Some may consider that their financial affairs are straightforward and that a solicitor is not required. The problem with this is that a lay person would be unlikely to appreciate the key issues that a solicitor would identify. For example, there may well be taxation and tax planning issues that need to be discussed. In addition, it is important to ensure that the will is properly executed and witnessed.
Whilst DIY wills are certainly the cheaper option, it can be a risky way forward. If errors are made, or if the rules are not followed completely, the will could be declared invalid.
Further, a solicitor preparing a will for a client is required to make a full record of their instructions, to document their assessment regarding testamentary capacity. The solicitor would also normally ensure that any beneficiaries are not in the room when instructions for the will are taken and during the execution of the will.
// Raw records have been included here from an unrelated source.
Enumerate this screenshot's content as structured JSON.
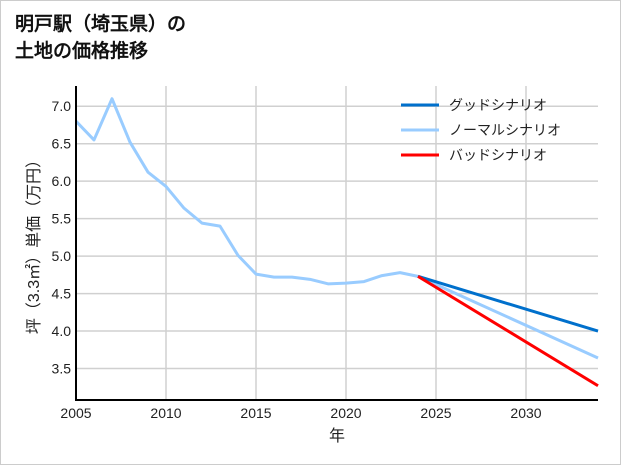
{
  "chart_data": {
    "type": "line",
    "title_lines": [
      "明戸駅（埼玉県）の",
      "土地の価格推移"
    ],
    "xlabel": "年",
    "ylabel": "坪（3.3㎡）単価（万円）",
    "xlim": [
      2005,
      2034
    ],
    "ylim": [
      3.08,
      7.27
    ],
    "xticks": [
      2005,
      2010,
      2015,
      2020,
      2025,
      2030
    ],
    "yticks": [
      3.5,
      4.0,
      4.5,
      5.0,
      5.5,
      6.0,
      6.5,
      7.0
    ],
    "grid": true,
    "legend_position": "top-right",
    "series": [
      {
        "name": "グッドシナリオ",
        "color": "#0070cc",
        "x": [
          2024,
          2034
        ],
        "y": [
          4.73,
          4.0
        ]
      },
      {
        "name": "ノーマルシナリオ",
        "color": "#99ccff",
        "x": [
          2005,
          2006,
          2007,
          2008,
          2009,
          2010,
          2011,
          2012,
          2013,
          2014,
          2015,
          2016,
          2017,
          2018,
          2019,
          2020,
          2021,
          2022,
          2023,
          2024,
          2034
        ],
        "y": [
          6.8,
          6.55,
          7.1,
          6.52,
          6.12,
          5.93,
          5.64,
          5.44,
          5.4,
          5.01,
          4.76,
          4.72,
          4.72,
          4.69,
          4.63,
          4.64,
          4.66,
          4.74,
          4.78,
          4.73,
          3.64
        ]
      },
      {
        "name": "バッドシナリオ",
        "color": "#ff0000",
        "x": [
          2024,
          2034
        ],
        "y": [
          4.73,
          3.27
        ]
      }
    ]
  }
}
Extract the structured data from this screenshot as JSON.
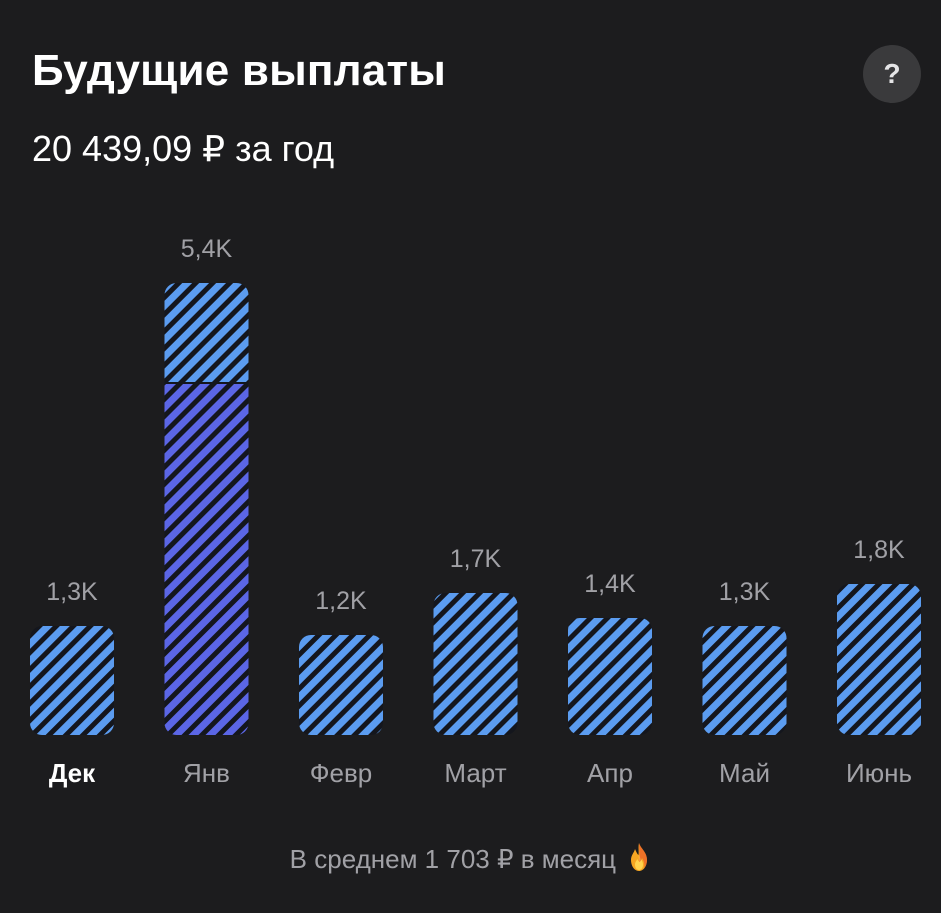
{
  "header": {
    "title": "Будущие выплаты",
    "subtitle": "20 439,09 ₽ за год",
    "help_label": "?"
  },
  "footer": {
    "text": "В среднем 1 703 ₽ в месяц",
    "icon": "fire-icon"
  },
  "colors": {
    "background": "#1c1c1e",
    "bar_light": "#5b9cf0",
    "bar_dark": "#5b66e6",
    "stripe": "#14161d",
    "label": "#a1a1a6",
    "active_label": "#ffffff"
  },
  "chart_data": {
    "type": "bar",
    "categories": [
      "Дек",
      "Янв",
      "Февр",
      "Март",
      "Апр",
      "Май",
      "Июнь"
    ],
    "values": [
      1.3,
      5.4,
      1.2,
      1.7,
      1.4,
      1.3,
      1.8
    ],
    "value_labels": [
      "1,3K",
      "5,4K",
      "1,2K",
      "1,7K",
      "1,4K",
      "1,3K",
      "1,8K"
    ],
    "stacked_segments": [
      null,
      {
        "dark_value": 4.2,
        "light_value": 1.2
      },
      null,
      null,
      null,
      null,
      null
    ],
    "active_index": 0,
    "ylim": [
      0,
      5.4
    ],
    "grid": false
  }
}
Accordingly, it is normally much more difficult to contest a will that has been prepared by a solicitor.
DIY wills often fail to comply with the required formalities and can result in an outcome which was not what the testator intended. By instructing an experienced solicitor to prepare your will, this provides some peace of mind and the risk of a will dispute will usually be reduced.
The cost savings with a DIY are, in many cases, a false economy and in the event of a will dispute, the family left behind are then left with the headache of a protracted dispute with the risk of the estate bearing some or all of the costs of a dispute.